The backlash has been off the charts for a café in Azle.
The reaction comes after the owner posted a Facebook message designed to bring in a crowd on Martin Luther King Day. But the message didn’t come out that way. In fact, it has sparked complaints of outright racism.
Sabrina Pyle owns Azle Café in Tarrant County. She admits that Monday wasn’t her best day.
“Yesterday I came up with this incredible, ingenious idea for what I thought would bring people in for lunch,” Pyle said.
She quickly learned from a friend that Monday’s special of chicken and waffles with a side of watermelon wasn’t such a good idea.
“After she brought it to my attention, I did take it down. But I didn’t realize it had already been shared,” Pyle said. “I just did something distasteful. I just didn’t think it through.”

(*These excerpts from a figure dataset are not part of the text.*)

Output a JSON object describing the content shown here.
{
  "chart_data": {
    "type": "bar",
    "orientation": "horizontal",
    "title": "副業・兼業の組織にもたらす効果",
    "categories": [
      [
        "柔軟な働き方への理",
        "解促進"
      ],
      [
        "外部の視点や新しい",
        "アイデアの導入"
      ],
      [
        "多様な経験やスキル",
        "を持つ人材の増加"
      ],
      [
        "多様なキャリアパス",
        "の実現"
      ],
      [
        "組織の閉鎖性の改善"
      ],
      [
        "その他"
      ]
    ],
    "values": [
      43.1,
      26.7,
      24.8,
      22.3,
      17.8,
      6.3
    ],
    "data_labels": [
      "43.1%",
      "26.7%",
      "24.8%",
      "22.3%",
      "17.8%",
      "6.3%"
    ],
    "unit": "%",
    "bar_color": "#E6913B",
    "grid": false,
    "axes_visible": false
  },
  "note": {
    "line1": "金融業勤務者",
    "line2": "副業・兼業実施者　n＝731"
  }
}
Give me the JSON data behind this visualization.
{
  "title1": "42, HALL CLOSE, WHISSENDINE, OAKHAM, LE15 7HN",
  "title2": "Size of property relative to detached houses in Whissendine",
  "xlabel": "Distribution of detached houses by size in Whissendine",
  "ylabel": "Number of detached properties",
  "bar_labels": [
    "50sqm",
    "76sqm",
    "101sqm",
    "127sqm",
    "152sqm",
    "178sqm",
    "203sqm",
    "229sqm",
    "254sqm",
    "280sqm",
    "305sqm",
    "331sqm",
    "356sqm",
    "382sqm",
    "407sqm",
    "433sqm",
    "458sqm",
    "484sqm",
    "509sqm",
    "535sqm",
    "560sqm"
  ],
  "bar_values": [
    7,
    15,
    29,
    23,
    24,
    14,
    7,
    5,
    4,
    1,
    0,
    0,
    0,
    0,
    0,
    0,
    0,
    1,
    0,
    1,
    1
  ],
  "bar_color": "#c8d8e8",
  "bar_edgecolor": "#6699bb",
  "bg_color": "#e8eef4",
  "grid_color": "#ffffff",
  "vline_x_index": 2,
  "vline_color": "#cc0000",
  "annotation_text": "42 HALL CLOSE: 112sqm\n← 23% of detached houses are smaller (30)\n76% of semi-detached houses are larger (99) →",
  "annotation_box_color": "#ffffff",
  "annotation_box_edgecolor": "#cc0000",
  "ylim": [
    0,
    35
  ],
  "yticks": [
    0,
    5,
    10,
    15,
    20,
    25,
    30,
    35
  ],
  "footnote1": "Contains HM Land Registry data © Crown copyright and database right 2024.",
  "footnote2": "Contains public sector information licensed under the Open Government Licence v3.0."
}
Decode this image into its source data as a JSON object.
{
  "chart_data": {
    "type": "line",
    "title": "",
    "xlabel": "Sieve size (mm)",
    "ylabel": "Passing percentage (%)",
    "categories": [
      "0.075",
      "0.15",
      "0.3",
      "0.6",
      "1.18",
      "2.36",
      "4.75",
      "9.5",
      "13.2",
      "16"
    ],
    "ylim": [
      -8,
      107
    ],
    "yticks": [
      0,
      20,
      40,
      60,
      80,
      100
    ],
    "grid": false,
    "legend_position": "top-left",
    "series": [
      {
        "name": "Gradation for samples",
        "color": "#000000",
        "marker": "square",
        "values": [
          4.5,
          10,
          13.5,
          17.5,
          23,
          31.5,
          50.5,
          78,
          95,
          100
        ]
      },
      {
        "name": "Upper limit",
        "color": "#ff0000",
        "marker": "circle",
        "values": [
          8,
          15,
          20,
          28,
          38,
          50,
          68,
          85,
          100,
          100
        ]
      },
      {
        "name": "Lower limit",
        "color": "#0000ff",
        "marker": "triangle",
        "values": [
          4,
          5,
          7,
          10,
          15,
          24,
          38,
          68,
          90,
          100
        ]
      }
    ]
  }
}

The stereotype that blacks love watermelon emerged after the civil war to depict blacks as lazy, dirty and childlike. The image is still used to demean blacks. Pyle said she thought the idea for Monday’s special was okay.
“I wasn’t thinking about the historical (context),” she said. “I was thinking, we have margaritas and tacos on Cinco de Mayo, so, let’s have some fun with Martin Luther King Day.”
Brad Pelt saw the post on Facebook. It stopped him right in his tracks.
“To use something like chicken and waffles and a side of watermelon as a Martin Luther King Special is disgusting,” Pelt said. “It’s not okay.”
Pelt is originally from Azle. He follows Pyle on Facebook. After seeing the post, he took a screen shot and shared it online.
“You have a responsibility on social media. You don’t just scroll past things,” he said. “You have to stop and go, ‘Wait, no, this is not okay.'”
And that is all it took to go viral. “It got blown way out of proportion, way fast,” Pyle said, adding that the phone at the café has been ringing off the hook and the posts keep coming.
“Like the one I got today: You should know better, you racist scum, I will never eat there for free…You are going to hell, end of story,” she said, reading from her phone. “It’s hurtful.”
Pelt said vitriol wasn’t his intention for sharing the post.
“I took the post down because I don’t want people harassing her, her nosiness, her family or her employees,” he said. “I still think you have to have communication to move forward. You can’t just say I’m sorry and move along.”
Pyle wants everyone to know: lesson learned.
“It shouldn’t have gotten out of hand, no not at all,” she said. “I am by far not racist.”